Today is the day after Christmas. It is a holiday, since Christmas fell on a Sunday this year. It is interesting to see the world slowing down a bit--after the frantic commercialism and glitter in the weeks precedeing Christmas, the media is taking a deep breath. Granted, people are taking advantage of the gift cards they recieved for Christmas, but it seems like a lot of that is happening online. Even without the climax of the "big day" being over, you can only operate on adrenaline for so long, and then you need to rest. That is what the days after Christmas are for...to rest, to celebrate rebirth, and to make plans for the new year. No matter how much dicipline one exerts to experience a holy Advent, it is very hard to escape the pressures that the outside world exerts. I was less cynical this year, throughout the entire season, than I have been in recent years. In my last blog entry, which was the day after Thanksgiving, I laid out how I thought things might be different this year in the context of thankfulness. My predictions turned out to be true.
Looking backwards now, the "holiday season" (which really is Thanksgiving-Chanukah-Solstice-end of year-economic belwether-birth of Christ-Christmas-St Nicholas Day-Boxing Day-Kwanzaa-New Year's-Epiphany)is a very complex time. It is filled with themes of culture and counterculture, expectation and disappointment, joy and grief, peace and conflict, Gabriel and Michael, John and Jesus, The Wise Men and Herod. The people who proclaim "Jesus is the reason for the Season" don't understand. Jesus is being reborn in our hearts all the time, every time we repent and turn to Him. He does not need a season, which is probably historically inaccurate anyway.
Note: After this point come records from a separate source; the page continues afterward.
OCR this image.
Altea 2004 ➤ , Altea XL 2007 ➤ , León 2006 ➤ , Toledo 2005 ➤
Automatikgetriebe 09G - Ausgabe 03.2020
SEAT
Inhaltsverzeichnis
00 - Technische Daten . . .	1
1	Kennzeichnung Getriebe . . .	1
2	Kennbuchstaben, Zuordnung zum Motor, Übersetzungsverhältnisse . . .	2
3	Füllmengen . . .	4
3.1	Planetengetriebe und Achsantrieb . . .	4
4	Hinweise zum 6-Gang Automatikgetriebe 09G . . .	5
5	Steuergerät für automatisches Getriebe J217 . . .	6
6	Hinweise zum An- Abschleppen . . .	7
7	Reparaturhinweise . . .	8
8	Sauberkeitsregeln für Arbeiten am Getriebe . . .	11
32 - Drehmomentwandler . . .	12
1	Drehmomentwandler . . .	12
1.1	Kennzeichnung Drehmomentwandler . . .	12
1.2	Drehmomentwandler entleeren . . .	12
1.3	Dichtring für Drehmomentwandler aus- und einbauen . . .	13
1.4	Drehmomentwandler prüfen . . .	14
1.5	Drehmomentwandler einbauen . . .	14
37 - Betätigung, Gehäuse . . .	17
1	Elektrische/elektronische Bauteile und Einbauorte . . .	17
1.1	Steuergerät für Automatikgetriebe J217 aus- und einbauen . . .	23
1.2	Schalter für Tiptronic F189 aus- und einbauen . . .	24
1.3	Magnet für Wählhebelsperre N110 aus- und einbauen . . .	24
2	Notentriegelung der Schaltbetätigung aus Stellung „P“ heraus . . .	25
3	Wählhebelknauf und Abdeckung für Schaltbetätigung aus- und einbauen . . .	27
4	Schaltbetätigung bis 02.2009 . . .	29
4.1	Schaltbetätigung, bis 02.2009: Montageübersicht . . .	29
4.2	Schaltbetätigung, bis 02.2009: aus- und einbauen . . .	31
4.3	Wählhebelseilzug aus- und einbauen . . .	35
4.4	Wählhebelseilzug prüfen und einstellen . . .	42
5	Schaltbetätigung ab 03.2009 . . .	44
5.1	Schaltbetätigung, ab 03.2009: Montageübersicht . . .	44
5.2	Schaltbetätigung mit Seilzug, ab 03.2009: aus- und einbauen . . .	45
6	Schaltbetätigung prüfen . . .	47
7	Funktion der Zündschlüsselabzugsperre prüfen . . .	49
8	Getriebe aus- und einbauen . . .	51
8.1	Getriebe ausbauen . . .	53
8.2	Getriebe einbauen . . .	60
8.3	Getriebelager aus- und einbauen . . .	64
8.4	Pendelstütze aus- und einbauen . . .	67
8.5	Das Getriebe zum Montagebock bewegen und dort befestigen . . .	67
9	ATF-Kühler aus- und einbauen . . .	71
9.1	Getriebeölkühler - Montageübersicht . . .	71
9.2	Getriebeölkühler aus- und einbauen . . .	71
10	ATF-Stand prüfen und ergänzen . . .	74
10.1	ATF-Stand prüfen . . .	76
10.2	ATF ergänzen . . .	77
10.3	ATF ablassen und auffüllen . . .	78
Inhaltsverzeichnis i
Even those who are not of the belief system which confesses Christ as Savior, Man and God;celebrate the season, if even just on a secular level. The themes of the season which are about God's incarnation in our midst, of peace and joy, of repentence, of love; those are things we need to be mindful of all the time.
On this peaceful day in this season of light breaking into the darkness, I pray that we may always hold on to that precious and esoteric thing called hope which overcomes every adversity, and that God's present may be his presence in our midst today and every day.